Sleeping sickness is endemic to Africa and generally infects extremely poor people who live in remote regions. According to Aksoy, the sick often suffer from the disease for years before seeking treatment, causing them and those caring for them to miss work and spend their savings on traditional medicines. In the case of the most recent epidemics, incidence of disease, particularly in West Africa was reduced to less than 3,000 cases thanks to an ambitious campaign led by WHO, many nongovernmental organizations, and a public–private partnership with Sanofi-Aventis and Bayer that donated the necessary drugs for distribution in affected countries.

Aksoy and her collaborator Dr. Grace Murilla from KALRO-BRI Kenya standing alongside a tsetse trap. “It is due to the success of control campaigns like this that we are hoping to eliminate sleeping sickness as a public health problem by 2020 in West Africa,” said Aksoy. “However, while we work toward this goal, the presence of tsetse in disease-endemic areas will continue to place an estimated 70 million people in sub-Saharan Africa at risk.

“In particular, unlike West Africa, in East Africa the disease can be spread from both domestic and wild animals to humans, which greatly increases the risk and requires greater incorporation of tsetse control methods,” explained Aksoy.

For this reason, Aksoy and her team here at Yale continue to research an additional control strategy called para-transgenic expression, where they introduce and synthesize proteins that target trypanosomes in microbes cultivated from the gut of tsetse flies. By repopulating the fly’s guts with such organisms, they hope to interfere with parasite development in the gut — which will, in turn, block transmission of the disease to humans and animals.
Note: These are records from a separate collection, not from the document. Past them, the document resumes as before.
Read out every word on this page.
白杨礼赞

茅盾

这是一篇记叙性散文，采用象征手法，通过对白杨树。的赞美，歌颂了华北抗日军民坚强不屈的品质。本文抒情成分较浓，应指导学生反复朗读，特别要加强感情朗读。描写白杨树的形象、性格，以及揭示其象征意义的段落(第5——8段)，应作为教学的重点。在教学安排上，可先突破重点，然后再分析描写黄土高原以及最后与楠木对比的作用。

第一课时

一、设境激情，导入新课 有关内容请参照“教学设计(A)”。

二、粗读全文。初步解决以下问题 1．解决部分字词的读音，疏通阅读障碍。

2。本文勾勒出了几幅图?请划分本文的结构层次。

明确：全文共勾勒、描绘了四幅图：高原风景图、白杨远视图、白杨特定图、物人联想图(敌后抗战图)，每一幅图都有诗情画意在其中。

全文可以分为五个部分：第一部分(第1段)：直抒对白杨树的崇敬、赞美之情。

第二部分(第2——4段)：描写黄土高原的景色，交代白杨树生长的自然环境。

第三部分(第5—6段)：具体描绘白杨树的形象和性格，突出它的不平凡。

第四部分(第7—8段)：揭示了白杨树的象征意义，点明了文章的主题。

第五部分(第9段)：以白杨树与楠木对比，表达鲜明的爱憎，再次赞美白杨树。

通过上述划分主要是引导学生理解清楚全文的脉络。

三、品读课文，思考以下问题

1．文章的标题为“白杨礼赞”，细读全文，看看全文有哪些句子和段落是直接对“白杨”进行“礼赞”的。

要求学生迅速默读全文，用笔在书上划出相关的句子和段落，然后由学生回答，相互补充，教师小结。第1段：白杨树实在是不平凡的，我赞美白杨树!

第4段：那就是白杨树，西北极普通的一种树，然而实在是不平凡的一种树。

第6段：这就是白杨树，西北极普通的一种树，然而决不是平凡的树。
Through implementation of this approach and others still being explored they hope to find a cost-effective method to reduce parasite transmission in tsetse populations in areas where disease transmission risk is high.

In addition to her and her team’s efforts to investigate ways to control sleeping sickness, Aksoy has been a strong advocate for building research capacity in Africa to combat the disease. Support from the Fogarty International Center, part of the United States National Institutes of Health, has enabled her and her collaborators at Yale to work to help train the next generation of African scientists and scholars with their peers at the Biotechnology Research Center of Kenya Agricultural & Livestock Research Organization, Kenya Medical Research Institute, International Center for Insect Ecology and Physiology, Makere University, Gulu University, and The South Africa National Bioinformatics Institute, among others.